I'm a Virginia resident. So I've been getting lots of mailers about the issue and simple vote "yes" or "no" signs are everywhere.

I'm very frustrated with the whole thing. First for Trump kicking off this fight. Second with the Democrats in Virginia that have made a ridiculously bullshit map. I still have yet to hear anyone from the "yes" side explain how this is good for Virginia other than "fight Trump". I even read one article that had a title implying it would be about voters not feeling represented, and it turns out the content of the article was about democratic leaders addressing the democrat voters in the now single solitary red district. No content about how Republican voters might feel in the 10 other districts.

If this level of bullshit is on the table I feel like other proposals that get shot down for being "crazy" in normal times might end up back on the table. Like a bunch of Virginia counties seceding and joining West Virginia. Or the right to giant congress

  • edit - it appears the redistricting effort has passed.
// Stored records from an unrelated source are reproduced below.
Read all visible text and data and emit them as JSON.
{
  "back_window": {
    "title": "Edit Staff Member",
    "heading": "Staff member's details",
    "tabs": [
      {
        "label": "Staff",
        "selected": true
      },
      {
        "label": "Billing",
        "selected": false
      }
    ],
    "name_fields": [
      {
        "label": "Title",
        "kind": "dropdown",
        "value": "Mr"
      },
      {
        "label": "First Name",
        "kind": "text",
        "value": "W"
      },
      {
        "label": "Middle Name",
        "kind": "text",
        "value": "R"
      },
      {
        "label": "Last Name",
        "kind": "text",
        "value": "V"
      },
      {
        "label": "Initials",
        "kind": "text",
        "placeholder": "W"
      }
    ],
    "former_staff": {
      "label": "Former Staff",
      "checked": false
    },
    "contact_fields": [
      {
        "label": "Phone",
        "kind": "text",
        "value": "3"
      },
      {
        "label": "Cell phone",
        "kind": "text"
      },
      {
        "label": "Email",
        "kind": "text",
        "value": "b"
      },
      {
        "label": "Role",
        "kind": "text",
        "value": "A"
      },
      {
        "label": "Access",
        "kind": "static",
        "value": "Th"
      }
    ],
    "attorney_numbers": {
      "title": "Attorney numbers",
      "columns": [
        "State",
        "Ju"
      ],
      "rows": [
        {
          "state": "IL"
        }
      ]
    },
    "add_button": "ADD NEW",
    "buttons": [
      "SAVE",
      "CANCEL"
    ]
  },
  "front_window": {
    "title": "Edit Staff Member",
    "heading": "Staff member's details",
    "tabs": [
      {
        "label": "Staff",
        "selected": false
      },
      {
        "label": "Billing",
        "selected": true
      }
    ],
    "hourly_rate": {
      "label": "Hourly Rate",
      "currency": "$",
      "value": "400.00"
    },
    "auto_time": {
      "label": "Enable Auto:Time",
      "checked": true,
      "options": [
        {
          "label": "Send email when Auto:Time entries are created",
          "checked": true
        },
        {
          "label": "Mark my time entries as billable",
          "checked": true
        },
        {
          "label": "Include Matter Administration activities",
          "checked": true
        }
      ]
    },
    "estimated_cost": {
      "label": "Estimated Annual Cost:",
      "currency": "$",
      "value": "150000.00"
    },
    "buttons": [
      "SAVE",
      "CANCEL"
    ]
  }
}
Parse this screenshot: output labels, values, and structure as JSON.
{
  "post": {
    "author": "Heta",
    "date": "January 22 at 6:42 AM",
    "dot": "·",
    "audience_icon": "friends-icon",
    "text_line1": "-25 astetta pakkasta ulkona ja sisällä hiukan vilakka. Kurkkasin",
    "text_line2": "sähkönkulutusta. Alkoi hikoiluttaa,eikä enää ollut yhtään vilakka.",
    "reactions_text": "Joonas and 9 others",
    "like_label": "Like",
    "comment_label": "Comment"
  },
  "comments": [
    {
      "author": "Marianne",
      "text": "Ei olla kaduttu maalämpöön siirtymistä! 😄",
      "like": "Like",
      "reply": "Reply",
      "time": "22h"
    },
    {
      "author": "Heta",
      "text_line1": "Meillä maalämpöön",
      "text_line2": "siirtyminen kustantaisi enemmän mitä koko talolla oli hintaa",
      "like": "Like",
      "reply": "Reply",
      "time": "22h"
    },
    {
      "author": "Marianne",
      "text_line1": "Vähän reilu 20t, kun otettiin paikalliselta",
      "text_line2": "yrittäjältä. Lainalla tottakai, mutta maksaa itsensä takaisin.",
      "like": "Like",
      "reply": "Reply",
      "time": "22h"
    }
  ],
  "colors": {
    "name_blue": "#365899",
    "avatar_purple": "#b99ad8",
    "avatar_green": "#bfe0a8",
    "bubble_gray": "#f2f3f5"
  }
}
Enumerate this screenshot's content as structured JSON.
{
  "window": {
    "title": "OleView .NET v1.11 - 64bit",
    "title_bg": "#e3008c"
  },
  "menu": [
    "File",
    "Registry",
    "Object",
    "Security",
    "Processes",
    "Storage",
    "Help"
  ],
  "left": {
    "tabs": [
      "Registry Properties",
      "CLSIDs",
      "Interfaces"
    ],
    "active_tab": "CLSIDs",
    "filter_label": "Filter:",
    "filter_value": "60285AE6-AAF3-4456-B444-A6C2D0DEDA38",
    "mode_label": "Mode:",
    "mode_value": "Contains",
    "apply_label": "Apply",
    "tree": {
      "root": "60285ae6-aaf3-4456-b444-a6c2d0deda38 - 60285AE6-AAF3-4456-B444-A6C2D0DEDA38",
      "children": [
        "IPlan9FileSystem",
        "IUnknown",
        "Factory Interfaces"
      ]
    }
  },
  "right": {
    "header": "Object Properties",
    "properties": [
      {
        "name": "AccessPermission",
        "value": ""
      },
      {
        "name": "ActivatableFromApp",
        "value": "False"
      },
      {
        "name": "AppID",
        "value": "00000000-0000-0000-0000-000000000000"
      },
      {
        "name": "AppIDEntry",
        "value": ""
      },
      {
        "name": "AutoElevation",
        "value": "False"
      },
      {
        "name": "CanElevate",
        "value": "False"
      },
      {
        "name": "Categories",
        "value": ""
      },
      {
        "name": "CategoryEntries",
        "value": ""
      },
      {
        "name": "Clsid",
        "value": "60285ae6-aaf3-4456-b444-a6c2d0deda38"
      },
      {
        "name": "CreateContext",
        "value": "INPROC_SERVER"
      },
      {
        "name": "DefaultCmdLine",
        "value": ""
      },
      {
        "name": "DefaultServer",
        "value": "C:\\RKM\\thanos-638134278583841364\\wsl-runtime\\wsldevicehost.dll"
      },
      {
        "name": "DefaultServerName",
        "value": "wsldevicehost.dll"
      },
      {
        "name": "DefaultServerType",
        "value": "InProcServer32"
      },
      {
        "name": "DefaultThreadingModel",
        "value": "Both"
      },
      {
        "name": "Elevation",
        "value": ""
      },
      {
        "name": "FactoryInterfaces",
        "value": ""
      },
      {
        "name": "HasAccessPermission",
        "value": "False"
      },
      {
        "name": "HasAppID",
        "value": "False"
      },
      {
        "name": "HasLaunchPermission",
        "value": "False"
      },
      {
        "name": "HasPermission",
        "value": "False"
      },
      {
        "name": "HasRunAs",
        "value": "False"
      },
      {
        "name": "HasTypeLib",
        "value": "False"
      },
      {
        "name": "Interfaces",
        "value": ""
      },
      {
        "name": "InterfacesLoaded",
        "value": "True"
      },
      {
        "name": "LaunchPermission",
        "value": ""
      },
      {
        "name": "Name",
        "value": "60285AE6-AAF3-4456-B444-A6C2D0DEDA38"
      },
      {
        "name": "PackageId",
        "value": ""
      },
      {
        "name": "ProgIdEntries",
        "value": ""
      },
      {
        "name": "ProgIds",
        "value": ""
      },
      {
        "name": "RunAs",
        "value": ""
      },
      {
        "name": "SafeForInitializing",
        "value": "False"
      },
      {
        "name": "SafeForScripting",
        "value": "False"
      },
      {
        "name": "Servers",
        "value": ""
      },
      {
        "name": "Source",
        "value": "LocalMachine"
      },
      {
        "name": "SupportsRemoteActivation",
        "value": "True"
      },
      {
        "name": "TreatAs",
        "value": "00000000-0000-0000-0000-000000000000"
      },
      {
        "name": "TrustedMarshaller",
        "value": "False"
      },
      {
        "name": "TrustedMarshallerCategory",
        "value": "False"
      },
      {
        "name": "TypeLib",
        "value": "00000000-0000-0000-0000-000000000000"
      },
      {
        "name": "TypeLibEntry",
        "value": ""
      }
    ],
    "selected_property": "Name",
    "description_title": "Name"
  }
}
The obvious solution is for Congress to just pass a law ending the practice for everyone. The Redistricting Reform Act has been introduced in ~every Congress since 2006 but has never gone anywhere. The most recent version has 55 cosponsors in the House. All Democrats, of course. Frankly, I think the best outcome would have been Rucho v. Common Cause coming out the other way. Since any legislative solution operates to the disadvantage of some fraction of the people who would have to endorse that solution. Something only a half dozen or so legislative bodies in the United States have managed to do.

Philosophically, how could Rucho have come out the other way? There are no constitutional issues with partisan gerrymandering, not least because the two-party system is neither mentioned nor envisioned by the constitution. Any person in any 760,000-person congressional district has the same voting power as any other person in any other district.

On the narrow question in Rucho, I don't see why allegations that districts were drawn for partisan advantage is nonjusticiable while other questions of district drawing (ex, racial discrimination) are. If the court wanted to declare that any question of why districts were drawn particular ways were nonjusticiable that would be consistent. But they haven't done that and I am skeptical they will so I don't see why a partisan motivation, specifically, is nonjusticiable.

On the broader question I don't think it would be unreasonable to read substantive requirements for district drawing into the equal protection clause. Ideally these requirements wouldn't reference partisnaship as such but I think the natural effect of such requirements would be to reduce the possibility for partisan gerrymandering. I think when people complain about a lack of representation when discussing districts like Virginia's new 11, 7, 1, and 8 they are getting at something real and constitutionally cognizable. Compare also the TN 2020 map with the 2024 map. Am I to believe the interests of the people of Nashville are equally well represented when they are all together in the 5th district as when they are split between the 5th, 6th, and 7th district? And the constitution has nothing to say about this effective denial of the ability of a political community to have a representative represent them?

I don't see why allegations that districts were drawn for partisan advantage is nonjusticiable while other questions of district drawing (ex, racial discrimination) are.

Race is a real and justiciable subject matter for electoral law by constitutional fiat (specifically the 15th amendment).

And the constitution has nothing to say about this effective denial of the ability of a political community to have a representative represent them?

The constitution doesn’t give representation to “political communities”. The constitution gives representation to states and to the people. What if Nashville voted 85% Democrat? Maybe putting them all in one district is a partisan gerrymander? Is disproportionate representation okay because some areas happen to contain high-densities of single-party voters? There’s no way to get a satisfactory answer to these questions from a judicial process.